I rolled my eyes to show him that he didn’t fool me. What I meant was, it was okay with me if he manipulated me, as long as he knew I knew he was doing it. I wiggled one shoe off the end of my toes, then the other, and stepped into the water with him. The warm tide raced around my ankles.

He walked forward into the ocean, tugging me after him. I thought we were just going for a wade. But he kept going until the warm water reached the middle of my calves and crept toward my knees.

“Sawyer,” I called, digging my heels into the sand and pulling against his grip. “My skirt’s getting wet.”

He turned to me with an evil grin. “Take your skirt off for once.”

Oh, as if he thought I was innocent, and Aidan and I had never done it? “I’ve taken my skirt off before,” I said archly, before I gained complete understanding of how stupid that sounded.

“That’s what I heard about you,” he said.

I gaped at him. What had he heard? I was furious with Aidan now, and sorry I’d gone as far as I had with him. But I’d never suspected he’d given a third party the play-by-play—especially a third party who wouldn’t keep that information in confidence, with the description eventually getting back to Sawyer.

“I’m joking,” Sawyer said. “Take your skirt off anyway.”

I might have if he’d given me any assurance that he wasn’t setting me up again.

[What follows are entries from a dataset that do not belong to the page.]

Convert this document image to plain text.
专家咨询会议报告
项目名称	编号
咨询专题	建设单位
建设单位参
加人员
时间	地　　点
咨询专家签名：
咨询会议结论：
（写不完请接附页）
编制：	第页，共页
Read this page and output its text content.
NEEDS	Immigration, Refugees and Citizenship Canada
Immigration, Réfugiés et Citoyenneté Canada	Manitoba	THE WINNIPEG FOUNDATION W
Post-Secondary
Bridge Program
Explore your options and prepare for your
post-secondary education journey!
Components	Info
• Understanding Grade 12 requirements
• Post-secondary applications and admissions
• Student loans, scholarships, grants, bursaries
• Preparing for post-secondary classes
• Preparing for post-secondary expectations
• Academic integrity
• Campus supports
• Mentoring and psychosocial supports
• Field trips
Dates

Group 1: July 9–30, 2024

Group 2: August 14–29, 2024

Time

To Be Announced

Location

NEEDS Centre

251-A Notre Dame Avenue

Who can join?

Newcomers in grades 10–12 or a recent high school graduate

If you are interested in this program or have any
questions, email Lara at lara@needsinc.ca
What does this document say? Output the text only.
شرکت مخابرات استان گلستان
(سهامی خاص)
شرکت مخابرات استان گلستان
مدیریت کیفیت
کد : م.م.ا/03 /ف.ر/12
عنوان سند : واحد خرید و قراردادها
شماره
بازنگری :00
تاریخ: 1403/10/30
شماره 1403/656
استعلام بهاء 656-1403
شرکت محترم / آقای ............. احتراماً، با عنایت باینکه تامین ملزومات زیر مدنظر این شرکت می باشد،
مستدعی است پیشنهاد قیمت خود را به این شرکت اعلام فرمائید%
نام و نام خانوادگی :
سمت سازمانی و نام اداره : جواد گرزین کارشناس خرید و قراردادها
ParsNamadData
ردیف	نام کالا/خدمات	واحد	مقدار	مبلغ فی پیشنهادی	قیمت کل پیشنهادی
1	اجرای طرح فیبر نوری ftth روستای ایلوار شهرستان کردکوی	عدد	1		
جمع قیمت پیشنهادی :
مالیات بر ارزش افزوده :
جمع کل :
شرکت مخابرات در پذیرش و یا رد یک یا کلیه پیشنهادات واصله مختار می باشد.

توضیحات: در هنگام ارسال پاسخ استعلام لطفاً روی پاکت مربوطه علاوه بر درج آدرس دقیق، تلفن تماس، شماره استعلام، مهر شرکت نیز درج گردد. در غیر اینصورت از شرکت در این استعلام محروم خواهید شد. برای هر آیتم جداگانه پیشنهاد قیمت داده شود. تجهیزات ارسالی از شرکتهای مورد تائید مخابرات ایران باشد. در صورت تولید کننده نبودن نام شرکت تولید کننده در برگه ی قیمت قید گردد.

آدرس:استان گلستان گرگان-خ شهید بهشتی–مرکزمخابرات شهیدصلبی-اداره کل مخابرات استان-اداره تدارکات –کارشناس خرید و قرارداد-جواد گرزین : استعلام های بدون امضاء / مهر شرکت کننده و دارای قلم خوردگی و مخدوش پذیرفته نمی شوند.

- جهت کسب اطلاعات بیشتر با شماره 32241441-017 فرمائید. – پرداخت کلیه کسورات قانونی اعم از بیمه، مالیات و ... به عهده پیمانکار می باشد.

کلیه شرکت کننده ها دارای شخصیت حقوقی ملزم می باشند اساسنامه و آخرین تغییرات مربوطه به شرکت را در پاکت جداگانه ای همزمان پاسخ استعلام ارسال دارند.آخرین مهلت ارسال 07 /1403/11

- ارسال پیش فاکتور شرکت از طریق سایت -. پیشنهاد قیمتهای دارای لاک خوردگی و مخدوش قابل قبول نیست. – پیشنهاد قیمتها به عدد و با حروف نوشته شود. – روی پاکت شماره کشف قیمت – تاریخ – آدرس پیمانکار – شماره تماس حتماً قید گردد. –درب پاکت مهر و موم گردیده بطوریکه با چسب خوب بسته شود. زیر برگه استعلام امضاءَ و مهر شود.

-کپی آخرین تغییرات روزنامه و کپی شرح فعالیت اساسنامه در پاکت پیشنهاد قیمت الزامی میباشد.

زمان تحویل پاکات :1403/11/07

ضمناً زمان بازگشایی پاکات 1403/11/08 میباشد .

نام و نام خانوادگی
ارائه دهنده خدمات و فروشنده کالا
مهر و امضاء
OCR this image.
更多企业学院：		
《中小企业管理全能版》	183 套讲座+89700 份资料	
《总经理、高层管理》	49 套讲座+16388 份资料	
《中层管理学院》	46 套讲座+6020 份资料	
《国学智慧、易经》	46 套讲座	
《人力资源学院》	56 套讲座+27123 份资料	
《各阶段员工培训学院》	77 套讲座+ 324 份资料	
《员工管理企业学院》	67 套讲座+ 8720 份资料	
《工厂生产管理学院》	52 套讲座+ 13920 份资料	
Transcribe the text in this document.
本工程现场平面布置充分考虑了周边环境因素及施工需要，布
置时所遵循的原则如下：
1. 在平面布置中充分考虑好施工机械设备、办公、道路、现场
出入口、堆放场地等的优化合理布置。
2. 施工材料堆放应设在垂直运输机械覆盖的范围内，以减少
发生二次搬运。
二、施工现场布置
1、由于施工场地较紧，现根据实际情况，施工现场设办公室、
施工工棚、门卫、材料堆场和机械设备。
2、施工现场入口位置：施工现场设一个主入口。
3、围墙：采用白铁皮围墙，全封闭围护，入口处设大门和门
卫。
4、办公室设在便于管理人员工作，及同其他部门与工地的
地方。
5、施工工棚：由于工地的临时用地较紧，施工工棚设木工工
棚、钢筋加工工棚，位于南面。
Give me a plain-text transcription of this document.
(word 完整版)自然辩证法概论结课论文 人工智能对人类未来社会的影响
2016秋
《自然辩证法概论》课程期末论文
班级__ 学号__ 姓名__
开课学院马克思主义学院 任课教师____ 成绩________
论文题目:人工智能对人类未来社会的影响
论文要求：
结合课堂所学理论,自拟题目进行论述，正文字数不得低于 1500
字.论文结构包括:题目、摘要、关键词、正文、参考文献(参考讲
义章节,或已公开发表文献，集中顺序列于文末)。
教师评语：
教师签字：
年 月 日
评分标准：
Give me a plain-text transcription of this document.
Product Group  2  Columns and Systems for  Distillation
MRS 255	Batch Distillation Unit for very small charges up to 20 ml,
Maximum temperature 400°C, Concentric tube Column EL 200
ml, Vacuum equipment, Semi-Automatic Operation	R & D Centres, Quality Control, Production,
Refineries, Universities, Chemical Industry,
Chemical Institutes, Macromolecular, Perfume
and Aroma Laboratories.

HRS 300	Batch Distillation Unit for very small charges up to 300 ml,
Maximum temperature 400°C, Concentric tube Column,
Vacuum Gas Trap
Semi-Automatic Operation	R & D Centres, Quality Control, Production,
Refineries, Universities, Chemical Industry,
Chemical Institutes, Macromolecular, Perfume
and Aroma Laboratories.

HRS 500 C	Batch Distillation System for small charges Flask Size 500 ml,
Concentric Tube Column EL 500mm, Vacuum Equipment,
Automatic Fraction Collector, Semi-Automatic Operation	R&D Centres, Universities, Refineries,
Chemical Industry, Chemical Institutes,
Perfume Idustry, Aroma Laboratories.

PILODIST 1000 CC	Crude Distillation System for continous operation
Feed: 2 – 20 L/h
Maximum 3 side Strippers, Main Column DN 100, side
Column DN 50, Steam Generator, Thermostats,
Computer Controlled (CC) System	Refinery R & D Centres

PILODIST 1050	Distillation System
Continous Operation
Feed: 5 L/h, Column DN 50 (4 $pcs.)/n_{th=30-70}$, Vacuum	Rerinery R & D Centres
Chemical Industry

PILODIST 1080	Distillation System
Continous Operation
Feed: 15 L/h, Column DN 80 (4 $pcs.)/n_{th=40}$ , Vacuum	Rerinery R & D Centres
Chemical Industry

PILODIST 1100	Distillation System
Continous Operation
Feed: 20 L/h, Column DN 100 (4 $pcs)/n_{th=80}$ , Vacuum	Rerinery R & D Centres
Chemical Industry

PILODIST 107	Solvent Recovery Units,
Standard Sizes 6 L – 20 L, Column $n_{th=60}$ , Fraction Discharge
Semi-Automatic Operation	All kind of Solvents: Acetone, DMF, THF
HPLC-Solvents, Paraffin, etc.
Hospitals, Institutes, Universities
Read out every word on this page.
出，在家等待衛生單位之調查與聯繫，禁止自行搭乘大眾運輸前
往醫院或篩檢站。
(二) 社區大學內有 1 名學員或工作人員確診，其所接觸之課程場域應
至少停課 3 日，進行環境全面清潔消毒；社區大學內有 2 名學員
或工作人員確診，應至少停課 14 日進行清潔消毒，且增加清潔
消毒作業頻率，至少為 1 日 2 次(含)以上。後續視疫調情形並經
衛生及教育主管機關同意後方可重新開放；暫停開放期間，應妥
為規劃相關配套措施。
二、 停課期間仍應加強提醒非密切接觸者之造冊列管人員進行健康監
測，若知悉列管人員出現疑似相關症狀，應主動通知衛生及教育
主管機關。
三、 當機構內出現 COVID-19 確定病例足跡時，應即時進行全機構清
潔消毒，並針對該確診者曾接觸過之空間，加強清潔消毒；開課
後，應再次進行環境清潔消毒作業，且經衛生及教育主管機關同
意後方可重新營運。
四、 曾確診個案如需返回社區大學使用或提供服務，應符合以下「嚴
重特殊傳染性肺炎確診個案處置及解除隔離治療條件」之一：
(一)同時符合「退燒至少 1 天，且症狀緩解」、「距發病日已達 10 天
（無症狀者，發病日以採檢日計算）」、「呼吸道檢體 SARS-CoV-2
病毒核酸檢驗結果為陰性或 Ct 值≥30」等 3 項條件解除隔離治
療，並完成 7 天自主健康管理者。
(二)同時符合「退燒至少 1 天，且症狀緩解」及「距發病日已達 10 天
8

I put my hands on my hips. “I thought you were afraid to get too close to me, and we were mad at each other. You wanted to talk it out.”

“I do want to talk it out, but knowing us, we’d be mad at each other again in an hour. Maybe it would help if you took your skirt off.”

“If you take your shorts off.”

I made a mental note never to use Sawyer taking his clothes off as a countermeasure. Instantly he was wading closer to shore, where he could take off his shorts without getting them soaked. He unbuckled his belt and shoved his shorts down his hips, exposing his plaid boxers. Most girls would stare at him, straining to gauge the shape and size of him in the darkness. I got stuck on the fact that he was wearing a belt. He often wore a belt, in fact. It showed whenever his shirt rode up or he tucked it in. Knowing his personality, I would have thought he’d dress like a slob, but his casual clothes were neatly pressed. I felt like I was having another epiphany about the puzzle that was Sawyer, but really I was standing in the ocean, avoiding thinking about what was about to happen.